BERNINI, Gian Lorenzo
(b. 1598, Napoli, d. 1680, Roma)
Apollo and Daphne1622-25
Carrara marble, height 243 cm
Galleria Borghese, Rome
This is the last of Bernini's work commissioned by the Borghese family and one of his most popular sculpture. The influence of antique sculptures (Apollo of Belvedere) and of contemporary paintings (Guido Reni) is clearly seen.

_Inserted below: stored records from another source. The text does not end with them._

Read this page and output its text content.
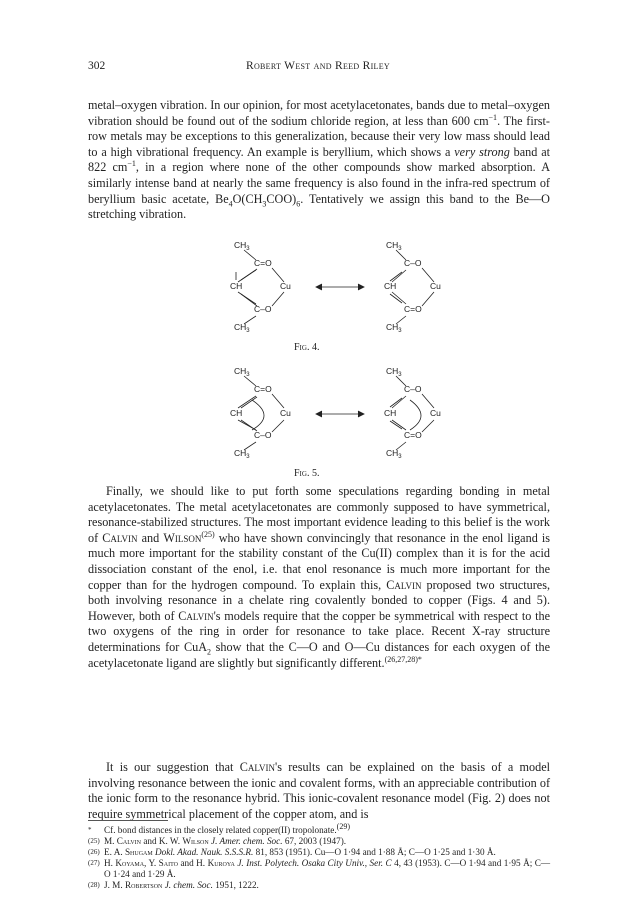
302	Robert West and Reed Riley

metal–oxygen vibration. In our opinion, for most acetylacetonates, bands due to metal–oxygen vibration should be found out of the sodium chloride region, at less than 600 $cm^{-1}$. The first-row metals may be exceptions to this generalization, because their very low mass should lead to a high vibrational frequency. An example is beryllium, which shows a very strong band at 822 $cm^{-1}$, in a region where none of the other compounds show marked absorption. A similarly intense band at nearly the same frequency is also found in the infra-red spectrum of beryllium basic acetate, $Be_4O(CH_3COO)_6$. Tentatively we assign this band to the Be—O stretching vibration.

$CH_3$
C=O
CH	Cu
C–O
$CH_3$
$CH_3$
C–O
CH	Cu
C=O
$CH_3$
Fig. 4.
$CH_3$
C=O
CH	Cu
C–O
$CH_3$
$CH_3$
C–O
CH	Cu
C=O
$CH_3$
Fig. 5.

Finally, we should like to put forth some speculations regarding bonding in metal acetylacetonates. The metal acetylacetonates are commonly supposed to have symmetrical, resonance-stabilized structures. The most important evidence leading to this belief is the work of Calvin and Wilson$^{(25)}$ who have shown convincingly that resonance in the enol ligand is much more important for the stability constant of the Cu(II) complex than it is for the acid dissociation constant of the enol, i.e. that enol resonance is much more important for the copper than for the hydrogen compound. To explain this, Calvin proposed two structures, both involving resonance in a chelate ring covalently bonded to copper (Figs. 4 and 5). However, both of Calvin's models require that the copper be symmetrical with respect to the two oxygens of the ring in order for resonance to take place. Recent X-ray structure determinations for CuA$_2$ show that the C—O and O—Cu distances for each oxygen of the acetylacetonate ligand are slightly but significantly different.$^{(26,27,28)*}$

It is our suggestion that Calvin's results can be explained on the basis of a model involving resonance between the ionic and covalent forms, with an appreciable contribution of the ionic form to the resonance hybrid. This ionic-covalent resonance model (Fig. 2) does not require symmetrical placement of the copper atom, and is

* Cf. bond distances in the closely related copper(II) tropolonate.$^{(29)}$
(25) M. Calvin and K. W. Wilson J. Amer. chem. Soc. 67, 2003 (1947).
(26) E. A. Shugam Dokl. Akad. Nauk. S.S.S.R. 81, 853 (1951). Cu—O 1·94 and 1·88 Å; C—O 1·25 and 1·30 Å.
(27) H. Koyama, Y. Saito and H. Kuroya J. Inst. Polytech. Osaka City Univ., Ser. C 4, 43 (1953). C—O 1·94 and 1·95 Å; C—O 1·24 and 1·29 Å.
(28) J. M. Robertson J. chem. Soc. 1951, 1222.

Gian Lorenzo Bernini created an unprecedented masterpiece for Cardinal Scipione Borghese depicting the chaste nymph Daphne being turned into a laurel tree, pursued in vain by Apollo god of light. This life-size marble sculpture, begun by Bernini at the age of twenty-four and executed between 1622 and 1625, has always been housed in the same room in the villa, but originally stood on a lower and narrower base set against the wall near the stairs. Consequently anyone entering the room first saw Apollo from behind, then the fleeing nymph appeared in the process of metamorphosis. Bark covers most of her body, but according to Ovid's lines, Apollo's hand can still feel her heart beating beneath it. Thus the scene ends by Daphne being transformed into a laurel tree to escape her divine aggressor.
The presence of this pagan myth in the Cardinal's villa was justified by a moral couplet composed in Latin by Cardinal Maffeo Barberini (later Pope Urban VIII) and engraved on the cartouche on the base, which says: Those who love to pursue fleeting forms of pleasure, in the end find only leaves and bitter berries in their hands.